Autocrine Prostaglandin E-2 Signaling Promotes Tumor Cell Survival and Proliferation in Childhood Neuroblastoma
ForfatterRasmuson, Agnes; Kock, Anna; Fuskevåg, Ole-Martin; Kruspig, Björn; Simon-Santamaria, Jaione; Gogvadze, Vladimir; Johnsen, John Inge; Kogner, Per; Sveinbjørnsson, Baldur
Prostaglandin E2 (PGE2) is an important mediator in tumor-promoting inflammation. High expression of cyclooxygenase-2 (COX-2) has been detected in the embryonic childhood tumor neuroblastoma, and treatment with COX inhibitors significantly reduces tumor growth.
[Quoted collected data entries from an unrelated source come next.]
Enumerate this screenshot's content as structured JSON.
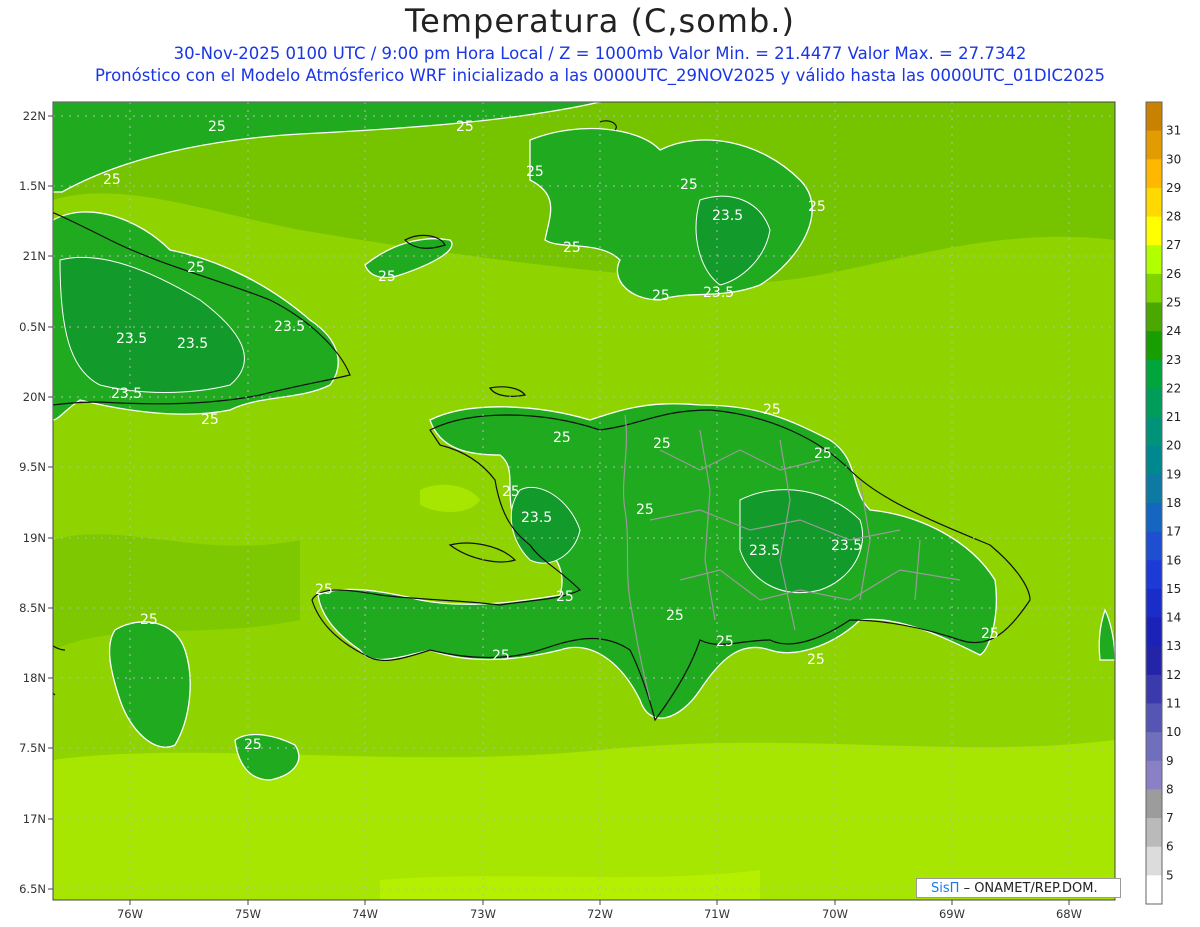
{
  "header": {
    "title": "Temperatura (C,somb.)",
    "subtitle1": "30-Nov-2025  0100 UTC / 9:00 pm Hora Local / Z = 1000mb   Valor Min. = 21.4477  Valor Max. = 27.7342",
    "subtitle2": "Pronóstico con el Modelo Atmósferico WRF inicializado a las 0000UTC_29NOV2025 y válido hasta las  0000UTC_01DIC2025"
  },
  "chart_data": {
    "type": "heatmap",
    "lon_range": [
      -76.6,
      -67.6
    ],
    "lat_range": [
      16.4,
      22.1
    ],
    "x_ticks": [
      "76W",
      "75W",
      "74W",
      "73W",
      "72W",
      "71W",
      "70W",
      "69W",
      "68W"
    ],
    "y_ticks": [
      "22N",
      "1.5N",
      "21N",
      "0.5N",
      "20N",
      "9.5N",
      "19N",
      "8.5N",
      "18N",
      "7.5N",
      "17N",
      "6.5N"
    ],
    "contour_labels": [
      "25",
      "23.5"
    ],
    "value_min": 21.4477,
    "value_max": 27.7342
  },
  "colorbar": {
    "levels": [
      "31",
      "30",
      "29",
      "28",
      "27",
      "26",
      "25",
      "24",
      "23",
      "22",
      "21",
      "20",
      "19",
      "18",
      "17",
      "16",
      "15",
      "14",
      "13",
      "12",
      "11",
      "10",
      "9",
      "8",
      "7",
      "6",
      "5"
    ],
    "colors": [
      "#c88200",
      "#e29b00",
      "#ffb700",
      "#ffd900",
      "#ffff00",
      "#b2ff00",
      "#7fd400",
      "#4aa800",
      "#189e00",
      "#00a53b",
      "#009c5a",
      "#00937a",
      "#00888f",
      "#0d7aa3",
      "#1466c0",
      "#1e4fd1",
      "#1c3bd6",
      "#1b2dc9",
      "#1b22b8",
      "#2424a8",
      "#3a3aac",
      "#5555b4",
      "#6f6fbe",
      "#8a80c5",
      "#9c9c9c",
      "#bababa",
      "#dcdcdc",
      "#ffffff"
    ]
  },
  "credit": {
    "logo": "SisΠ",
    "text": "– ONAMET/REP.DOM."
  }
}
Here, we have investigated the significance of a high COX-2 expression in neuroblastoma by analysis of PGE2 production, the expression pattern and localization of PGE2 receptors and intracellular signal transduction pathways activated by PGE2. A high expression of the PGE2 receptors, EP1, EP2, EP3 and EP4 in primary neuroblastomas, independent of biological and clinical characteristics, was detected using immunohistochemistry. In addition, mRNA and protein corresponding to each of the receptors were detected in neuroblastoma cell lines. Immunofluorescent staining revealed localization of the receptors to the cellular membrane, in the cytoplasm, and in the nuclear compartment. Neuroblastoma cells produced PGE2 and stimulation of serum-starved neuroblastoma cells with PGE2 increased the intracellular concentration of calcium and cyclic AMP with subsequent phosphorylation of Akt. Addition of 16,16-dimethyl PGE2 (dmPGE2) increased cell viability in a time, dose- and cell line-dependent manner. Treatment of neuroblastoma cells with a COX-2 inhibitor resulted in a diminished cell growth and viability that was reversed by the addition of dmPGE2. Similarly, PGE2 receptor antagonists caused a decrease in neuroblastoma cell viability in a dose-dependent manner. These findings demonstrate that PGE2 acts as an autocrine and/or paracrine survival factor for neuroblastoma cells. Hence, specific targeting of PGE2 signaling provides a novel strategy for the treatment of childhood neuroblastoma through the inhibition of important mediators of tumor-promoting inflammation.